By Kenton Rambsy
The goal is twofold. First, we are constructing one of the most sizable datasets focused specifically on Black short fiction. Second, we are generating insights into recurring narrative features so readers can identify stories based on interests in space, dialogue patterns, character types, or structural tendencies.
For more than a decade, my research tracked circulation and visibility. In “Discovering the Big 7,” from 2019, I identified 7 short story writers most frequently anthologized across decades. In “Studying 500 Black Writers in the New York Times,” from 2022, my brother Howard Rambsy II and I examined how media attention concentrates around a limited group of writers.
Those projects documented where writers appear and how often institutions return to them. This current annotation project shifts the focus from circulation to composition by examining what happens inside the stories themselves. Publication records can be organized into trends, but dialogue, spatial orientation, and character interaction must be identified through line by line reading and interpretive judgment.

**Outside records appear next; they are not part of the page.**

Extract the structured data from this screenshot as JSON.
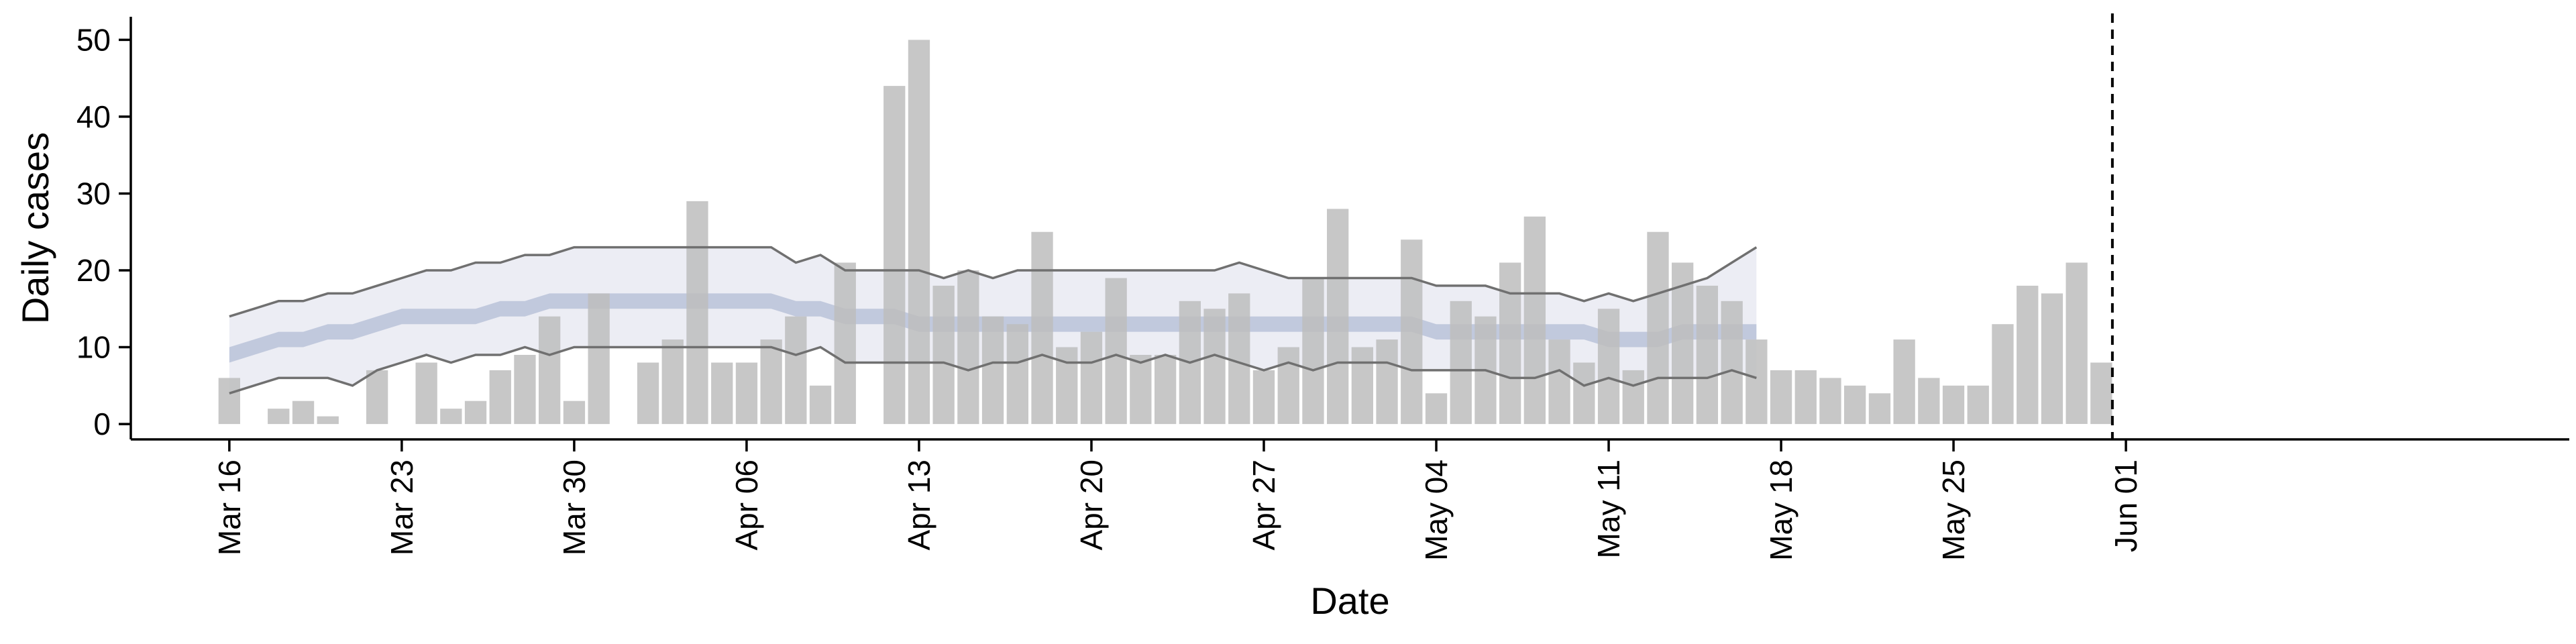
{
  "chart_data": {
    "type": "bar",
    "title": "",
    "xlabel": "Date",
    "ylabel": "Daily cases",
    "ylim": [
      -2,
      53
    ],
    "yticks": [
      0,
      10,
      20,
      30,
      40,
      50
    ],
    "xlim": [
      "2020-03-16",
      "2020-06-01"
    ],
    "xticks": [
      {
        "date": "2020-03-16",
        "label": "Mar 16"
      },
      {
        "date": "2020-03-23",
        "label": "Mar 23"
      },
      {
        "date": "2020-03-30",
        "label": "Mar 30"
      },
      {
        "date": "2020-04-06",
        "label": "Apr 06"
      },
      {
        "date": "2020-04-13",
        "label": "Apr 13"
      },
      {
        "date": "2020-04-20",
        "label": "Apr 20"
      },
      {
        "date": "2020-04-27",
        "label": "Apr 27"
      },
      {
        "date": "2020-05-04",
        "label": "May 04"
      },
      {
        "date": "2020-05-11",
        "label": "May 11"
      },
      {
        "date": "2020-05-18",
        "label": "May 18"
      },
      {
        "date": "2020-05-25",
        "label": "May 25"
      },
      {
        "date": "2020-06-01",
        "label": "Jun 01"
      }
    ],
    "grid": false,
    "legend": "none",
    "bars": {
      "color": "#bdbdbd",
      "dates": [
        "2020-03-16",
        "2020-03-17",
        "2020-03-18",
        "2020-03-19",
        "2020-03-20",
        "2020-03-21",
        "2020-03-22",
        "2020-03-23",
        "2020-03-24",
        "2020-03-25",
        "2020-03-26",
        "2020-03-27",
        "2020-03-28",
        "2020-03-29",
        "2020-03-30",
        "2020-03-31",
        "2020-04-01",
        "2020-04-02",
        "2020-04-03",
        "2020-04-04",
        "2020-04-05",
        "2020-04-06",
        "2020-04-07",
        "2020-04-08",
        "2020-04-09",
        "2020-04-10",
        "2020-04-11",
        "2020-04-12",
        "2020-04-13",
        "2020-04-14",
        "2020-04-15",
        "2020-04-16",
        "2020-04-17",
        "2020-04-18",
        "2020-04-19",
        "2020-04-20",
        "2020-04-21",
        "2020-04-22",
        "2020-04-23",
        "2020-04-24",
        "2020-04-25",
        "2020-04-26",
        "2020-04-27",
        "2020-04-28",
        "2020-04-29",
        "2020-04-30",
        "2020-05-01",
        "2020-05-02",
        "2020-05-03",
        "2020-05-04",
        "2020-05-05",
        "2020-05-06",
        "2020-05-07",
        "2020-05-08",
        "2020-05-09",
        "2020-05-10",
        "2020-05-11",
        "2020-05-12",
        "2020-05-13",
        "2020-05-14",
        "2020-05-15",
        "2020-05-16",
        "2020-05-17",
        "2020-05-18",
        "2020-05-19",
        "2020-05-20",
        "2020-05-21",
        "2020-05-22",
        "2020-05-23",
        "2020-05-24",
        "2020-05-25",
        "2020-05-26",
        "2020-05-27",
        "2020-05-28",
        "2020-05-29",
        "2020-05-30",
        "2020-05-31"
      ],
      "values": [
        6,
        0,
        2,
        3,
        1,
        0,
        7,
        0,
        8,
        2,
        3,
        7,
        9,
        14,
        3,
        17,
        0,
        8,
        11,
        29,
        8,
        8,
        11,
        14,
        5,
        21,
        0,
        44,
        50,
        18,
        20,
        14,
        13,
        25,
        10,
        12,
        19,
        9,
        9,
        16,
        15,
        17,
        7,
        10,
        19,
        28,
        10,
        11,
        24,
        4,
        16,
        14,
        21,
        27,
        11,
        8,
        15,
        7,
        25,
        21,
        18,
        16,
        11,
        7,
        7,
        6,
        5,
        4,
        11,
        6,
        5,
        5,
        13,
        18,
        17,
        21,
        8
      ]
    },
    "bands": {
      "dates": [
        "2020-03-16",
        "2020-03-17",
        "2020-03-18",
        "2020-03-19",
        "2020-03-20",
        "2020-03-21",
        "2020-03-22",
        "2020-03-23",
        "2020-03-24",
        "2020-03-25",
        "2020-03-26",
        "2020-03-27",
        "2020-03-28",
        "2020-03-29",
        "2020-03-30",
        "2020-03-31",
        "2020-04-01",
        "2020-04-02",
        "2020-04-03",
        "2020-04-04",
        "2020-04-05",
        "2020-04-06",
        "2020-04-07",
        "2020-04-08",
        "2020-04-09",
        "2020-04-10",
        "2020-04-11",
        "2020-04-12",
        "2020-04-13",
        "2020-04-14",
        "2020-04-15",
        "2020-04-16",
        "2020-04-17",
        "2020-04-18",
        "2020-04-19",
        "2020-04-20",
        "2020-04-21",
        "2020-04-22",
        "2020-04-23",
        "2020-04-24",
        "2020-04-25",
        "2020-04-26",
        "2020-04-27",
        "2020-04-28",
        "2020-04-29",
        "2020-04-30",
        "2020-05-01",
        "2020-05-02",
        "2020-05-03",
        "2020-05-04",
        "2020-05-05",
        "2020-05-06",
        "2020-05-07",
        "2020-05-08",
        "2020-05-09",
        "2020-05-10",
        "2020-05-11",
        "2020-05-12",
        "2020-05-13",
        "2020-05-14",
        "2020-05-15",
        "2020-05-16",
        "2020-05-17"
      ],
      "outer_lower": [
        4,
        5,
        6,
        6,
        6,
        5,
        7,
        8,
        9,
        8,
        9,
        9,
        10,
        9,
        10,
        10,
        10,
        10,
        10,
        10,
        10,
        10,
        10,
        9,
        10,
        8,
        8,
        8,
        8,
        8,
        7,
        8,
        8,
        9,
        8,
        8,
        9,
        8,
        9,
        8,
        9,
        8,
        7,
        8,
        7,
        8,
        8,
        8,
        7,
        7,
        7,
        7,
        6,
        6,
        7,
        5,
        6,
        5,
        6,
        6,
        6,
        7,
        6
      ],
      "outer_upper": [
        14,
        15,
        16,
        16,
        17,
        17,
        18,
        19,
        20,
        20,
        21,
        21,
        22,
        22,
        23,
        23,
        23,
        23,
        23,
        23,
        23,
        23,
        23,
        21,
        22,
        20,
        20,
        20,
        20,
        19,
        20,
        19,
        20,
        20,
        20,
        20,
        20,
        20,
        20,
        20,
        20,
        21,
        20,
        19,
        19,
        19,
        19,
        19,
        19,
        18,
        18,
        18,
        17,
        17,
        17,
        16,
        17,
        16,
        17,
        18,
        19,
        21,
        23
      ],
      "inner_lower": [
        8,
        9,
        10,
        10,
        11,
        11,
        12,
        13,
        13,
        13,
        13,
        14,
        14,
        15,
        15,
        15,
        15,
        15,
        15,
        15,
        15,
        15,
        15,
        14,
        14,
        13,
        13,
        13,
        12,
        12,
        12,
        12,
        12,
        12,
        12,
        12,
        12,
        12,
        12,
        12,
        12,
        12,
        12,
        12,
        12,
        12,
        12,
        12,
        12,
        11,
        11,
        11,
        11,
        11,
        11,
        11,
        10,
        10,
        10,
        11,
        11,
        11,
        11
      ],
      "inner_upper": [
        10,
        11,
        12,
        12,
        13,
        13,
        14,
        15,
        15,
        15,
        15,
        16,
        16,
        17,
        17,
        17,
        17,
        17,
        17,
        17,
        17,
        17,
        17,
        16,
        16,
        15,
        15,
        15,
        14,
        14,
        14,
        14,
        14,
        14,
        14,
        14,
        14,
        14,
        14,
        14,
        14,
        14,
        14,
        14,
        14,
        14,
        14,
        14,
        14,
        13,
        13,
        13,
        13,
        13,
        13,
        13,
        12,
        12,
        12,
        13,
        13,
        13,
        13
      ],
      "outer_color": "#dfe1ec",
      "inner_color": "#8d9dc0",
      "line_color": "#707070"
    },
    "vline": {
      "date": "2020-05-31",
      "style": "dashed",
      "color": "#000000"
    }
  }
}
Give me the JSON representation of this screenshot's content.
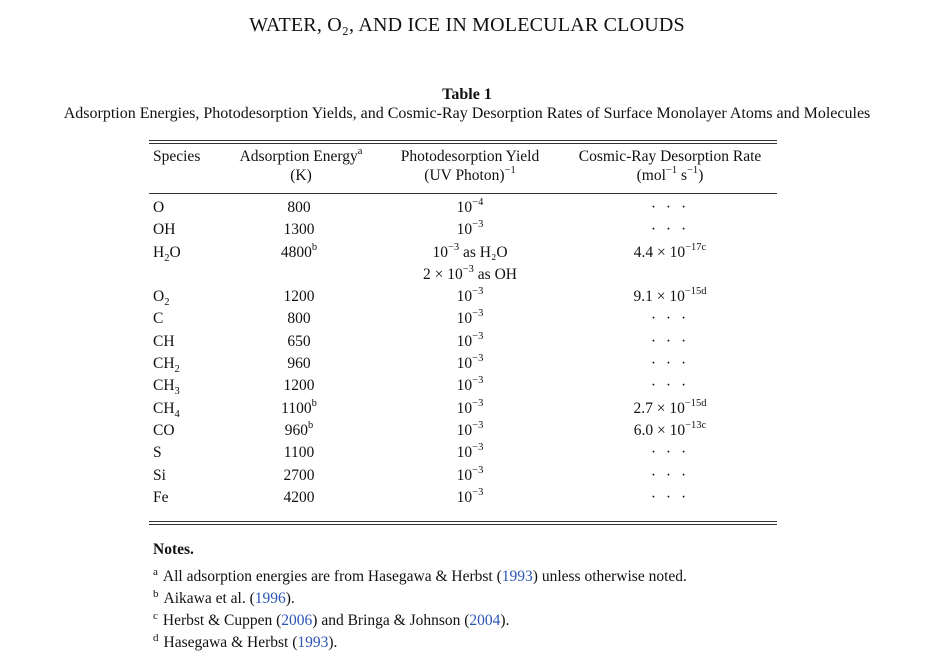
{
  "running_head": "WATER, O₂, AND ICE IN MOLECULAR CLOUDS",
  "table": {
    "title": "Table 1",
    "caption": "Adsorption Energies, Photodesorption Yields, and Cosmic-Ray Desorption Rates of Surface Monolayer Atoms and Molecules",
    "headers": {
      "species": "Species",
      "energy": "Adsorption Energy",
      "energy_mark": "a",
      "energy_unit": "(K)",
      "yield": "Photodesorption Yield",
      "yield_unit": "(UV Photon)",
      "yield_unit_exp": "−1",
      "rate": "Cosmic-Ray Desorption Rate",
      "rate_unit_a": "(mol",
      "rate_unit_exp1": "−1",
      "rate_unit_b": " s",
      "rate_unit_exp2": "−1",
      "rate_unit_c": ")"
    },
    "rows": [
      {
        "species": "O",
        "energy": "800",
        "energy_mark": "",
        "yield": "10",
        "yield_exp": "−4",
        "yield_suffix": "",
        "rate": "· · ·"
      },
      {
        "species": "OH",
        "energy": "1300",
        "energy_mark": "",
        "yield": "10",
        "yield_exp": "−3",
        "yield_suffix": "",
        "rate": "· · ·"
      },
      {
        "species": "H",
        "species_sub": "2",
        "species_tail": "O",
        "energy": "4800",
        "energy_mark": "b",
        "yield": "10",
        "yield_exp": "−3",
        "yield_suffix": " as H₂O",
        "rate_base": "4.4 × 10",
        "rate_exp": "−17c"
      },
      {
        "species": "",
        "energy": "",
        "energy_mark": "",
        "yield": "2 × 10",
        "yield_exp": "−3",
        "yield_suffix": " as OH",
        "rate": ""
      },
      {
        "species": "O",
        "species_sub": "2",
        "energy": "1200",
        "energy_mark": "",
        "yield": "10",
        "yield_exp": "−3",
        "yield_suffix": "",
        "rate_base": "9.1 × 10",
        "rate_exp": "−15d"
      },
      {
        "species": "C",
        "energy": "800",
        "energy_mark": "",
        "yield": "10",
        "yield_exp": "−3",
        "yield_suffix": "",
        "rate": "· · ·"
      },
      {
        "species": "CH",
        "energy": "650",
        "energy_mark": "",
        "yield": "10",
        "yield_exp": "−3",
        "yield_suffix": "",
        "rate": "· · ·"
      },
      {
        "species": "CH",
        "species_sub": "2",
        "energy": "960",
        "energy_mark": "",
        "yield": "10",
        "yield_exp": "−3",
        "yield_suffix": "",
        "rate": "· · ·"
      },
      {
        "species": "CH",
        "species_sub": "3",
        "energy": "1200",
        "energy_mark": "",
        "yield": "10",
        "yield_exp": "−3",
        "yield_suffix": "",
        "rate": "· · ·"
      },
      {
        "species": "CH",
        "species_sub": "4",
        "energy": "1100",
        "energy_mark": "b",
        "yield": "10",
        "yield_exp": "−3",
        "yield_suffix": "",
        "rate_base": "2.7 × 10",
        "rate_exp": "−15d"
      },
      {
        "species": "CO",
        "energy": "960",
        "energy_mark": "b",
        "yield": "10",
        "yield_exp": "−3",
        "yield_suffix": "",
        "rate_base": "6.0 × 10",
        "rate_exp": "−13c"
      },
      {
        "species": "S",
        "energy": "1100",
        "energy_mark": "",
        "yield": "10",
        "yield_exp": "−3",
        "yield_suffix": "",
        "rate": "· · ·"
      },
      {
        "species": "Si",
        "energy": "2700",
        "energy_mark": "",
        "yield": "10",
        "yield_exp": "−3",
        "yield_suffix": "",
        "rate": "· · ·"
      },
      {
        "species": "Fe",
        "energy": "4200",
        "energy_mark": "",
        "yield": "10",
        "yield_exp": "−3",
        "yield_suffix": "",
        "rate": "· · ·"
      }
    ]
  },
  "notes": {
    "heading": "Notes.",
    "items": [
      {
        "mark": "a",
        "text": "All adsorption energies are from Hasegawa & Herbst (",
        "ref": "1993",
        "tail": ") unless otherwise noted."
      },
      {
        "mark": "b",
        "text": "Aikawa et al. (",
        "ref": "1996",
        "tail": ")."
      },
      {
        "mark": "c",
        "text": "Herbst & Cuppen (",
        "ref": "2006",
        "mid": ") and Bringa & Johnson (",
        "ref2": "2004",
        "tail": ")."
      },
      {
        "mark": "d",
        "text": "Hasegawa & Herbst (",
        "ref": "1993",
        "tail": ")."
      }
    ]
  },
  "colors": {
    "link": "#2a55b5",
    "text": "#111111"
  }
}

By isolating these elements, structural patterns become measurable rather than intuitive. Baldwin and Ellison, across six stories each, both rely mostly on settings and projected spaces, yet Baldwin’s 301 total spatial references compared to Ellison’s 70 show a far denser layering of geography. The value of the dataset lies in making those similarities and differences visible in concrete terms rather than leaving them as generalized claims.